Dossier : Maternité et médecine. Silence, on accouche !
Pleins feux sur la violence obstétricale
Alors que l’enfantement devrait être un moment grandiose où la femme accède à toute sa puissance intérieure et à un amour plus grand que nature pour son bébé, il est loin d’être toujours idyllique. Dans trop de cas, la mise au monde d’un enfant est synonyme de manque de respect, d’interventions sans consentement, de peur, d’incompréhension, de vulnérabilité et de violence.
En tant qu’organisme s’intéressant à la question des droits des femmes en périnatalité, le Regroupement Naissance-Renaissance (RNR) entend chaque jour des femmes raconter leur expérience d’accouchement remplie de tristesse, de colère, de confusion, d’indignation. Cette expérience peut même parfois se traduire en syndrome de stress post-traumatique. Voici quelques exemples que rapportent les femmes :
« Je croyais que le médecin me faisait simplement un toucher vaginal, mais ça m’a fait vraiment très mal et après je saignais et j’avais des contractions inconfortables. C’est seulement par après qu’il m’a dit qu’il m’avait fait un décollement des membranes. Il ne m’a ni demandé mon consentement, ni même avertie. J’étais en état de choc. »
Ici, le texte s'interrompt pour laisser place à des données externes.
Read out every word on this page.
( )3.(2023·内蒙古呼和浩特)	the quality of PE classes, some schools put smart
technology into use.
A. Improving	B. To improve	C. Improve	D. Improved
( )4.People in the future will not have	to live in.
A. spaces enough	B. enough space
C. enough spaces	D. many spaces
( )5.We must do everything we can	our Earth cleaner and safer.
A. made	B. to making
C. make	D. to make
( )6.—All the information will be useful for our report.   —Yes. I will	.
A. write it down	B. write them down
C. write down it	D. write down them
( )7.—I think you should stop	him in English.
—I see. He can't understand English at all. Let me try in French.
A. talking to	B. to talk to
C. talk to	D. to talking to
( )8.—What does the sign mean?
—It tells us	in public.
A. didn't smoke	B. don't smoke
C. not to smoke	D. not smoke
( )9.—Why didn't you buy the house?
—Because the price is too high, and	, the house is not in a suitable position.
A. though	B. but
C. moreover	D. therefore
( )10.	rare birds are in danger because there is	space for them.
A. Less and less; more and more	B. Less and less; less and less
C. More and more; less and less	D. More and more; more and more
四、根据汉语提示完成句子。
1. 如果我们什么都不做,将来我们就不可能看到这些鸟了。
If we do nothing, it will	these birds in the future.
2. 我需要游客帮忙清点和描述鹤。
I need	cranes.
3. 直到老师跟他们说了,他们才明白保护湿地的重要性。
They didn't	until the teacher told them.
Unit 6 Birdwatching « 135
« J’avais précisément demandé dans mon plan de naissance que je ne voulais pas d’épisiotomie. Pourtant, le médecin m’a coupée en disant que le bébé devait sortir maintenant et je n’ai même pas eu le temps de réagir. Par la suite, j’ai su que ce médecin pratiquait des épisiotomies sur toutes ses patientes. Je ne cesse de pleurer depuis ce temps-là, car j’ai mal à mon périnée et je n’ose plus avoir de relations sexuelles à cause de la douleur. Je ne me sens plus femme. »
« J’ai accouché dans un hôpital universitaire et je savais qu’il y aurait des étudiants en médecine. Mais là, ils sont venus me faire des touchers vaginaux simplement pour se pratiquer. C’était de jeunes étudiants sans expérience et ils me faisaient parfois mal. Le médecin leur parlait comme si je n’étais pas là pendant qu’ils avaient leurs doigts dans mon vagin. C’était absolument humiliant. J’ai tellement eu de touchers vaginaux que je l’ai vécu comme un viol collectif. J’étais tétanisée. »
« Tout semblait bien aller. Tout d’un coup, la nouvelle médecin de garde est entrée et elle s’est mise à paniquer. Elle a dit qu’il fallait aller en césarienne d’urgence. J’ai protesté, en disant que je sentais que tout allait bien et que je voulais laisser du temps à mon corps, que j’étais confiante. Elle m’a répondu d’un ton condescendant et autoritaire : “C’est ton choix, mais si tu refuses la césarienne, ton bébé va mourir. Il est en détresse et il doit sortir tout de suite !” C’est donc en pleurs que j’ai accepté. Finalement, j’ai dû attendre environ une heure avant d’avoir la césarienne, avec le stress constant que mon bébé était en train de mourir, et mon bébé était en parfaite santé ! Je suis tellement en colère ! Il n’y avait aucune urgence et on m’a menti, manipulée. Je me sens trahie. »
Où est le choix libre et éclairé quand on ne donne pas les informations nécessaires à une prise de décision au moment propice ? Quand on n’informe même pas la femme des interventions qu’on s’apprête à lui faire ? Quand on fait du chantage ou fournit carrément des informations erronées pour que la femme fasse ce qu’on lui demande ? Où est le respect du droit fondamental de l’inviolabilité du corps quand on agit contre le choix de la femme ?
Face à ces témoignages troublants, plusieurs organisations dans le monde se mobilisent pour dénoncer ce qu’on appelle maintenant la « violence obstétricale ».
Violence systémique et de genre
La violence obstétricale constitue de la violence, sous toutes ses formes (psychologique, sexuelle, physique, verbale, par omission, etc.), commise dans un contexte obstétrical (accouchement, suivi de grossesse, post-partum immédiat, avortement, fausse couche, etc.). Il s’agit d’une forme de violence à la fois systémique et de genre.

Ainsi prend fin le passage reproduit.